Industrieprodukte rund um den Bau gehörten zu den frühesten Massenerzeugnissen, mit denen sich Gestalterinnen und Gestalter beschäftigt haben. Bauprodukte wie Fliesen, Leuchtkörper oder Beschläge wurden schon um 1900 in großer Stückzahl in Fabriken produziert. Gutes Design sollte für eine angemessene Formensprache und für eine ökonomische Produktion sorgen. Das gilt bis heute. Inzwischen aber muss gutes Design noch ein weiteres wichtiges Kriterium erfüllen: Nachhaltigkeit – und zwar in Hinblick auf die Produktion, den Materialeinsatz und die Funktion. Für Designer*innen und Hersteller bedeutet das, noch intensiver zusammenzuarbeiten, um Produktionsprozesse zu optimieren und Materialkreisläufe zu schließen. Die vielfach ambitionierten Klimaziele vieler Unternehmen, die teilweise sogar neue Geschäftsmodelle erfordern, haben inzwischen zu bemerkenswerten Ergebnissen geführt. Einige davon stellen wir hier vor.

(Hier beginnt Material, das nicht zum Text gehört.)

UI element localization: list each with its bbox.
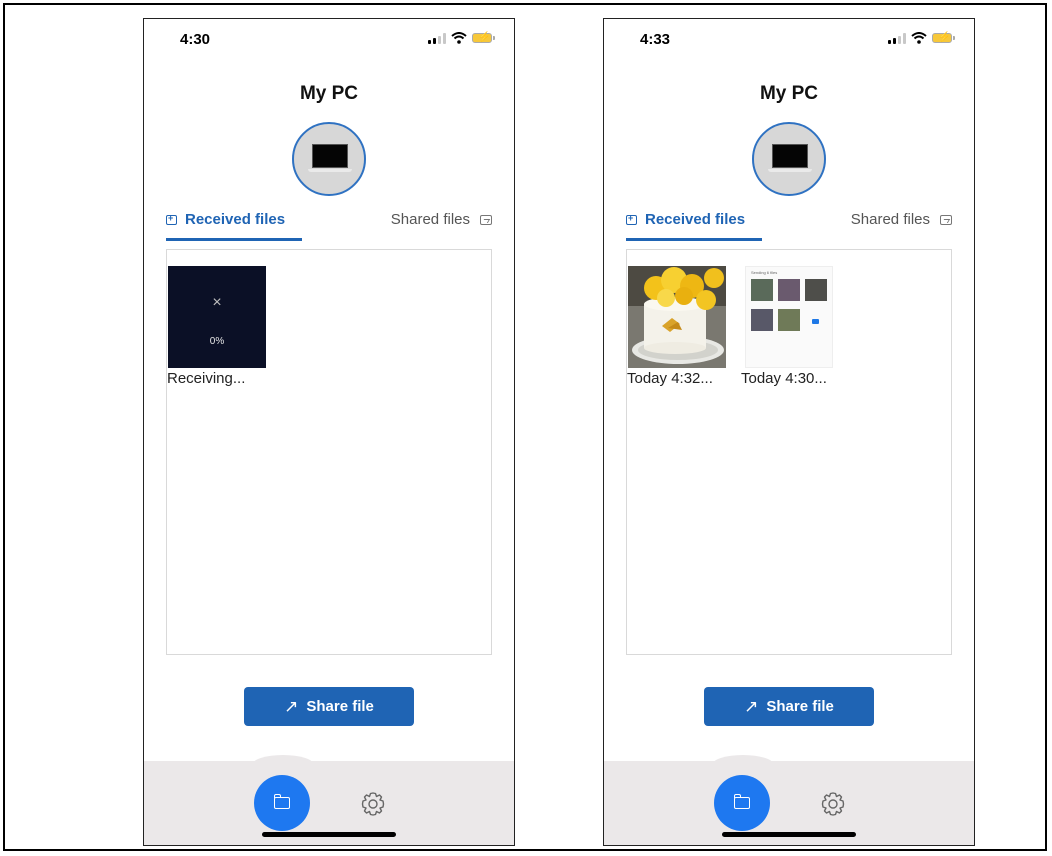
nav-bump [712,755,774,775]
download-tray-icon [626,213,637,225]
status-icons: ⚡ [428,32,495,44]
photo-timestamp-label: Today 4:32... [627,370,713,387]
device-title: My PC [759,83,819,104]
laptop-icon [772,144,808,168]
gear-icon[interactable] [818,789,848,819]
transfer-progress-text: 0% [209,336,225,347]
tab-shared-files[interactable]: Shared files [391,211,492,228]
download-tray-icon [166,213,177,225]
device-avatar[interactable] [752,122,826,196]
active-tab-indicator [626,238,762,241]
received-files-panel: × 0% Receiving... [166,249,492,655]
incoming-file-card[interactable]: × 0% [168,266,266,368]
preview-tile [751,279,773,301]
preview-tile [805,279,827,301]
signal-icon [888,32,906,44]
file-status-label: Receiving... [167,370,246,387]
status-icons: ⚡ [888,32,955,44]
folder-icon [733,794,750,809]
wifi-icon [451,32,467,44]
phone-screen-received: 4:33 ⚡ My PC Received files Shared files [603,18,975,846]
tab-received-label: Received files [185,211,286,228]
cake-photo-image [628,266,726,368]
phone-screen-receiving: 4:30 ⚡ My PC Received files Shared files… [143,18,515,846]
share-file-button[interactable]: ↗ Share file [704,687,874,726]
tab-received-files[interactable]: Received files [166,211,285,228]
preview-header: Sending 6 files [751,270,778,275]
preview-tile [778,279,800,301]
signal-icon [428,32,446,44]
battery-charging-icon: ⚡ [932,32,955,43]
photo-thumbnail[interactable] [628,266,726,368]
nav-files-button[interactable] [254,775,310,831]
share-file-button[interactable]: ↗ Share file [244,687,414,726]
shared-folder-icon [480,214,492,225]
screenshot-timestamp-label: Today 4:30... [741,370,827,387]
cancel-transfer-icon[interactable]: × [168,294,266,312]
share-file-label: Share file [306,698,374,715]
share-file-label: Share file [766,698,834,715]
status-time: 4:30 [180,31,211,48]
folder-icon [812,319,819,324]
home-indicator[interactable] [262,832,396,837]
tab-shared-files[interactable]: Shared files [851,211,952,228]
share-arrow-icon: ↗ [284,696,299,716]
wifi-icon [911,32,927,44]
tab-received-files[interactable]: Received files [626,211,745,228]
status-time: 4:33 [640,31,671,48]
shared-folder-icon [940,214,952,225]
share-arrow-icon: ↗ [744,696,759,716]
gear-icon[interactable] [358,789,388,819]
preview-tile [778,309,800,331]
laptop-icon [312,144,348,168]
tab-received-label: Received files [645,211,746,228]
tab-shared-label: Shared files [390,211,470,228]
folder-icon [273,794,290,809]
active-tab-indicator [166,238,302,241]
home-indicator[interactable] [722,832,856,837]
tab-shared-label: Shared files [850,211,930,228]
device-avatar[interactable] [292,122,366,196]
battery-charging-icon: ⚡ [472,32,495,43]
screenshot-thumbnail[interactable]: Sending 6 files [745,266,833,368]
nav-files-button[interactable] [714,775,770,831]
received-files-panel: Today 4:32... Sending 6 files Today 4:30… [626,249,952,655]
nav-bump [252,755,314,775]
preview-tile [751,309,773,331]
device-title: My PC [299,83,359,104]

„Gutes Design sollte für eine angemessene Formensprache und für eine ökonomische Produktion sorgen. Das gilt bis heute. Inzwischen aber muss gutes Design noch ein weiteres wichtiges Kriterium erfüllen: Nachhaltigkeit.“
Grüner Strom ersetzt Gas
Viele Bauprodukte sind aufwändig in der Herstellung. Sie werden beispielsweise in Brennprozessen gehärtet oder benötigen energieintensiv produzierte Grundmaterialien wie Stahl oder Aluminium. Hierfür Lösungen zu finden, steht derzeit im Mittelpunkt der Forschung bei zahlreichen Unternehmen im Bauproduktesektor. Keramikproduktion etwa ist bislang mit hohem Energieverbrauch und dadurch mit hohem CO2-Ausstoß verbunden. Das Brennen der Produkte erfolgt heute fast ausschließlich mit gasbetriebenen Öfen.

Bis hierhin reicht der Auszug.